Though UNFPA does work in China, both Kowalski and Jalan told IPS that the accusation is baseless and is simply an "excuse" to stop funding an organisation working on sexual and reproductive rights.
"The Chinese government does still [violent women's rights]... but because UNFPA is active in the country in supporting the implementation of voluntary sexual and reproductive health services, they link the two and say that UNFPA is directly supporting these coercive policies which is not true," Kowalski stated.
One such coercive policy is the East Asian Nation's one child regulation which has been slowly phased out since 2015, a move that UNFPA helped the country make, Jalan said.
"The main purpose of UNFPA in China has been to introduce the concept of quality of care and voluntary family planning that is rights-based," Jalan told IPS.
Jalan added that UNFPA in China did not even provide assistance to the Chinese government or its family planning agency in 2016, a claim that the State Department makes in its letter.
However, due to the doubling in U.S. contributions since 2002 and the unprecedented humanitarian crises around the world, the global impacts of the recent decision is expected to be far greater than before.
Kowalski urged Congress to revoke the Kemp-Kasten Amendment which was referenced to defund the UN agency.
The amendment prohibits foreign aid to any organization, including U.S. organizations and multilateral organizations, that is involved in coercive abortion or involuntary sterilization. It is similar to the recently reinstated global gag rule, also known as the Mexico City policy, which forbids foreign groups receiving U.S. assistance to provide information about abortion or abortion services.
Already, numerous U.S. politicians from New York and California condemned the decision, stating: "President Trump's hypocrisy has reached new heights with his decision to halt U.S. assistance to the United Nations Population Fund. The President just recently claimed to have 'tremendous respect' for women and honored their role around the world, and yet within a month he has issued a decision to cut off funding for the UNFPA... To cut off this funding is a cruel decision that will not only hurt women and their children, but will also further damage the leadership role of the United States around the globe. We call on the President to put women over politics and reverse this decision immediately."
Jalan said that this was an "important" start, but urged for a more bipartisan initiative to reverse the decision.
"Funding for women and girl's basic healthcare, assuring that a Syrian refugee pregnant woman can actually have a safe delivery and that her child can survive that delivery, someone who has survived sexual violence and can have access to care and support--we believe that that is a bipartisan issue," she told IPS.

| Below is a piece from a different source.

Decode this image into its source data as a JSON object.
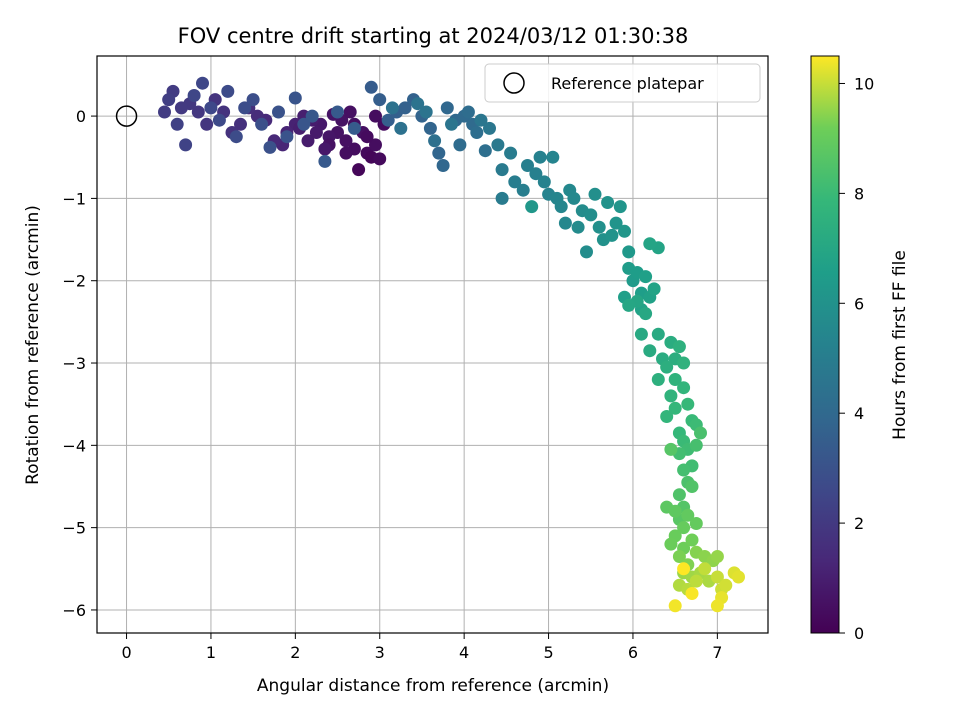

Kowalski also stressed the need for the international community to step up and increase their support to help close UNFPA's funding gap.
Upon the reintroduction of the global gag rule, several countries raised approximately $190 million to help fill imminent funding gaps including Sweden, Canada, and Finland who each pledged $21 million towards global access to sexual and reproductive health services.
"Without UNFPA being able to provide these services, the consequences for women will be devastating," Kowalski said.
The funds allocated to UNFPA for the fiscal year 2017 are to be reverted to the US Agency for International Development (USAID) to support family planning, maternal and reproductive health operations in developing countries.
The decision marks the first of the Trump administration's promised cuts to the UN.